This project is a solution to the Kaggle competition "House Prices: Advanced Regression Techniques", through a collaborative effort with fellow students, conducted under the guidance of Prof. Vered Aharonson and achieved a grade of 90%.
This notebook is intended to be a practical project for an introductory machine learning course, predicting the sale prices of each home in Ames, Iowa, using 79 explanatory variables describing various aspects of residential homes.
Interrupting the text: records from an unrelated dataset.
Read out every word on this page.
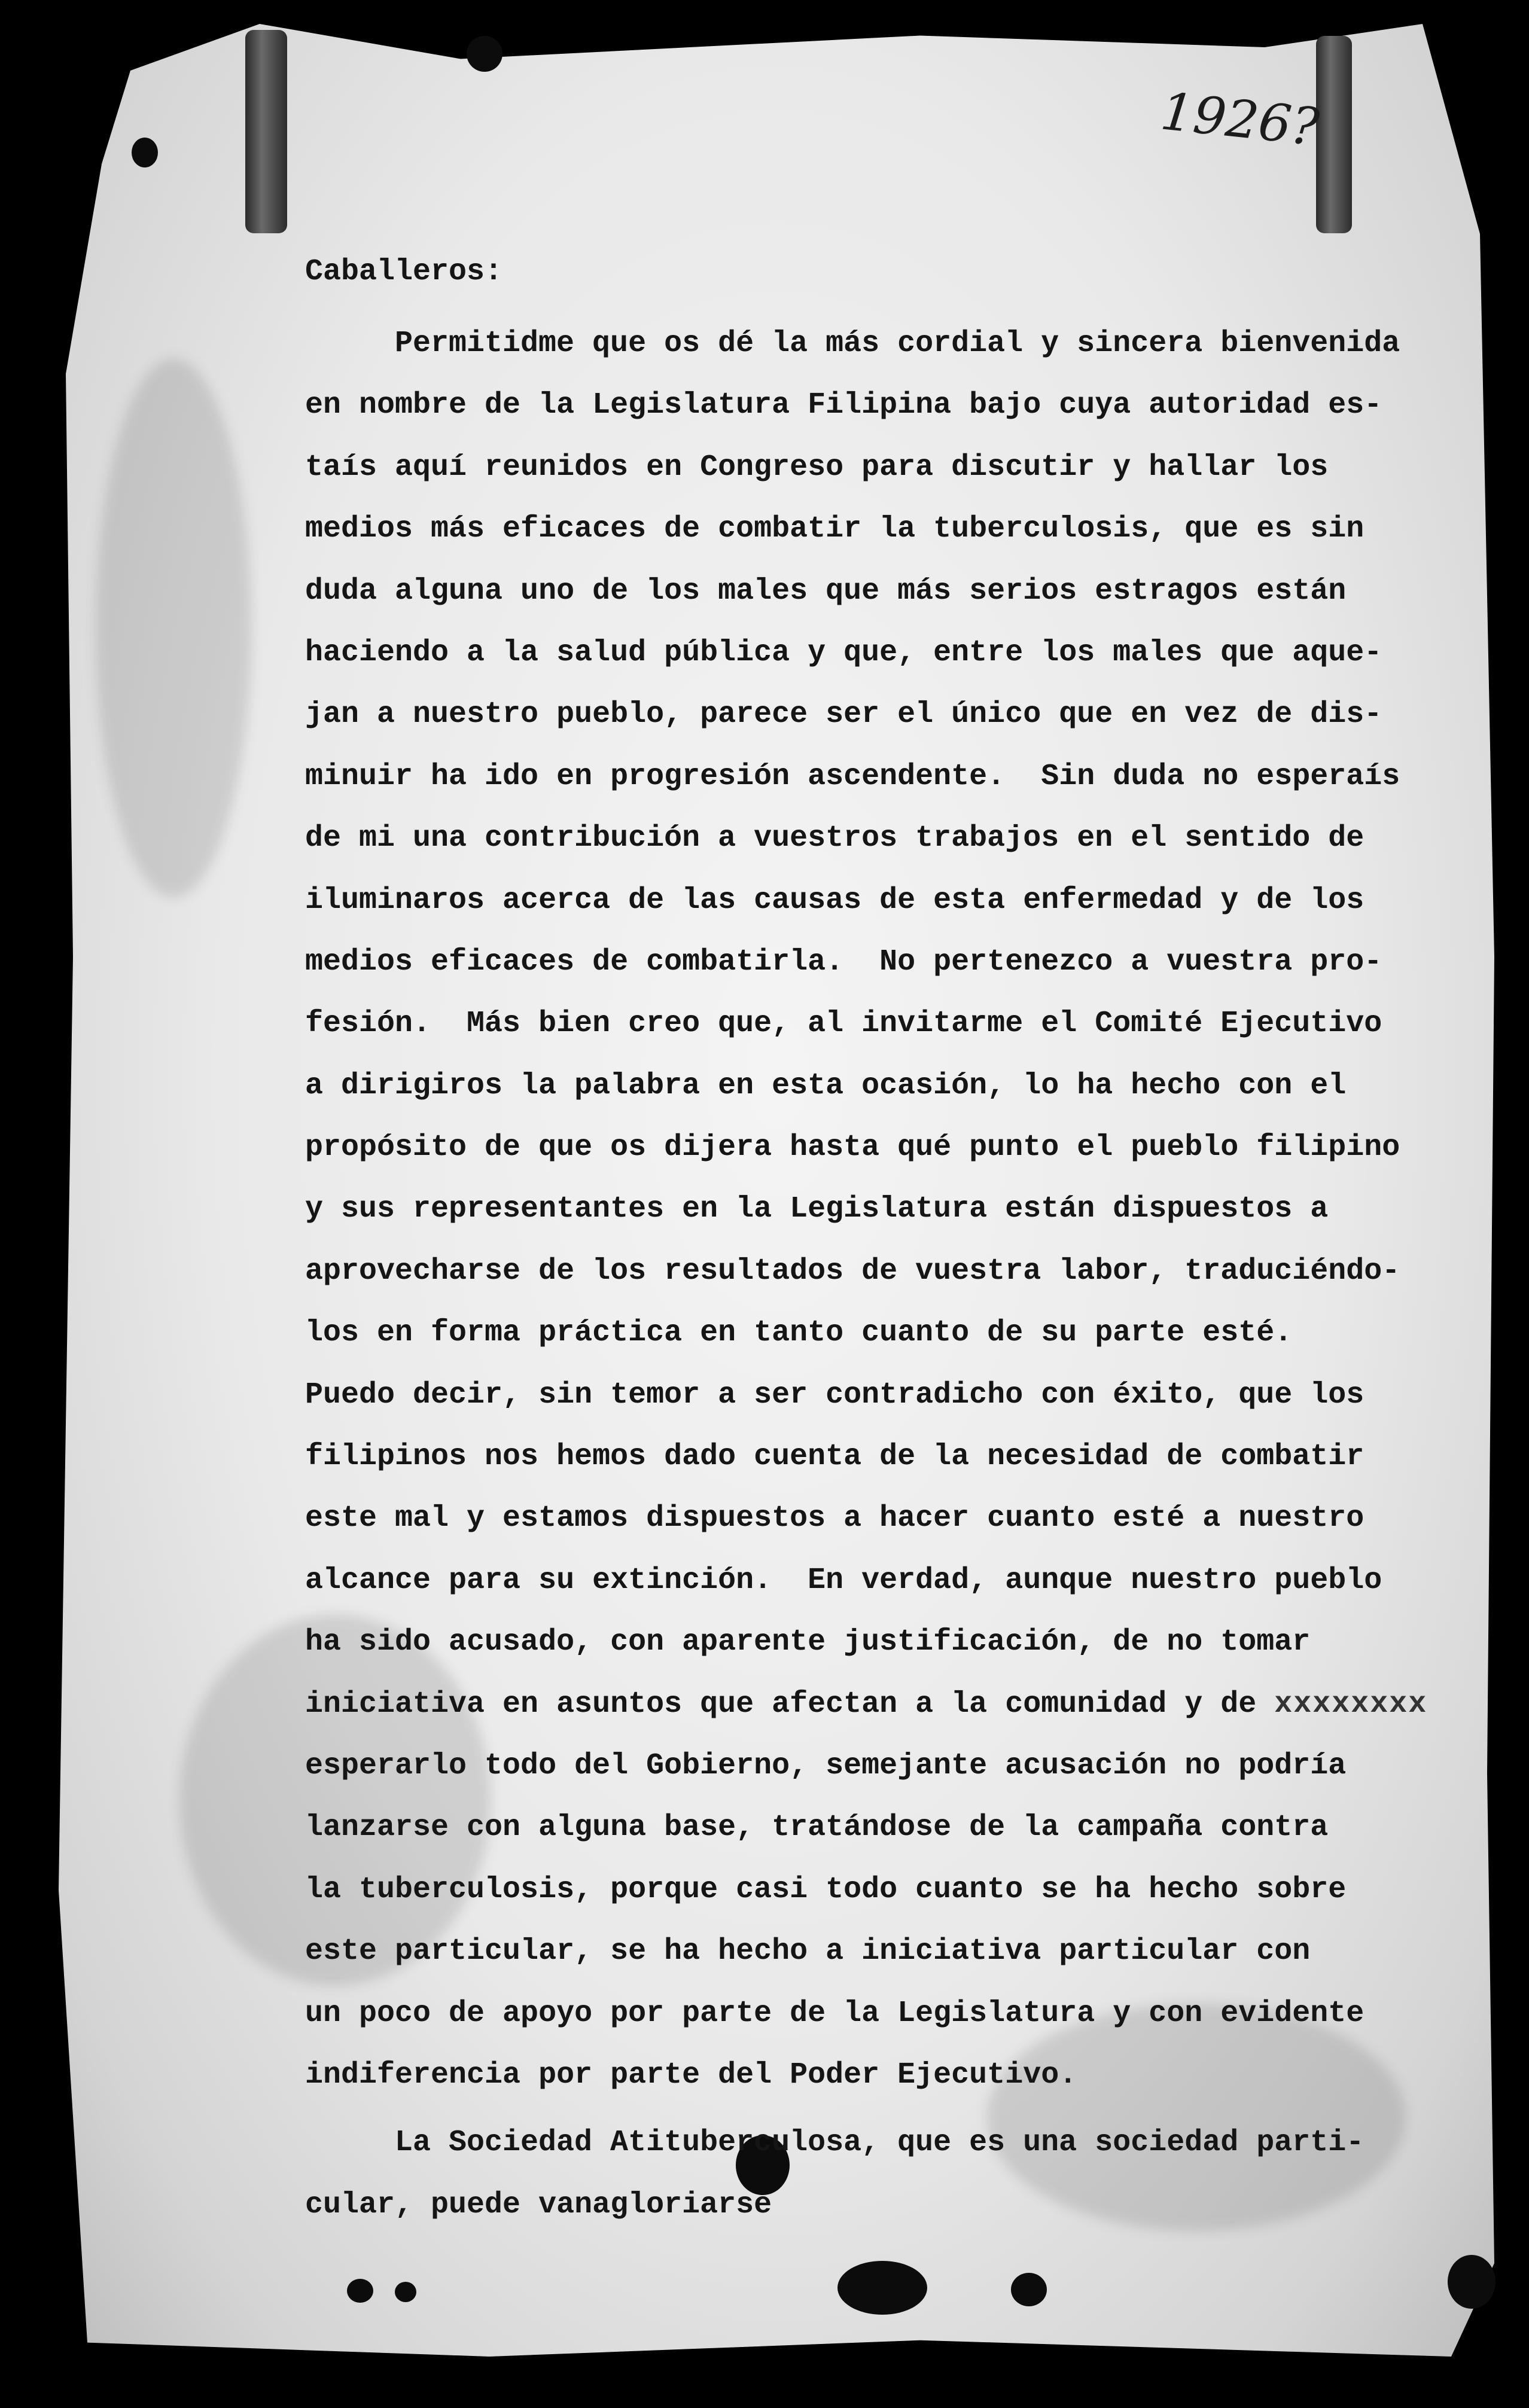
1926?

Caballeros:

Permitidme que os dé la más cordial y sincera bienvenida

en nombre de la Legislatura Filipina bajo cuya autoridad es-

taís aquí reunidos en Congreso para discutir y hallar los

medios más eficaces de combatir la tuberculosis, que es sin

duda alguna uno de los males que más serios estragos están

haciendo a la salud pública y que, entre los males que aque-

jan a nuestro pueblo, parece ser el único que en vez de dis-

minuir ha ido en progresión ascendente.  Sin duda no esperaís

de mi una contribución a vuestros trabajos en el sentido de

iluminaros acerca de las causas de esta enfermedad y de los

medios eficaces de combatirla.  No pertenezco a vuestra pro-

fesión.  Más bien creo que, al invitarme el Comité Ejecutivo

a dirigiros la palabra en esta ocasión, lo ha hecho con el

propósito de que os dijera hasta qué punto el pueblo filipino

y sus representantes en la Legislatura están dispuestos a

aprovecharse de los resultados de vuestra labor, traduciéndo-

los en forma práctica en tanto cuanto de su parte esté.

Puedo decir, sin temor a ser contradicho con éxito, que los

filipinos nos hemos dado cuenta de la necesidad de combatir

este mal y estamos dispuestos a hacer cuanto esté a nuestro

alcance para su extinción.  En verdad, aunque nuestro pueblo

ha sido acusado, con aparente justificación, de no tomar

iniciativa en asuntos que afectan a la comunidad y de xxxxxxxx

esperarlo todo del Gobierno, semejante acusación no podría

lanzarse con alguna base, tratándose de la campaña contra

la tuberculosis, porque casi todo cuanto se ha hecho sobre

este particular, se ha hecho a iniciativa particular con

un poco de apoyo por parte de la Legislatura y con evidente

indiferencia por parte del Poder Ejecutivo.

La Sociedad Atituberculosa, que es una sociedad parti-

cular, puede vanagloriarse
The dataset used is the Ames Housing dataset, compiled by Dean De Cock for use in data science education.
- Data Cleaning and Pre-processing: Handling missing values, encoding categorical variables, and feature scaling.
- Feature Engineering: Creating new features from existing ones to improve model performance.
- Model Selection: Implementing and comparing linear regression, K-Nearest Neighbours (KNN), Random Forest, and blended models such as Ridge and Lasso.
- Model Evaluation: Using KPI of Root Mean Square Error to evaluate and compare model performance.
- Visualization: Employing various visualization techniques to explore and present findings.
- Python
- Jupyter Notebook
- Pandas
- NumPy
- Scikit-Learn
- Matplotlib
- Seaborn
- Scipy
- OS
The final model achieved a rank of 550th in the Kaggle competition at the time of submission, demonstrating effective teamwork, understanding, and application of machine learning techniques.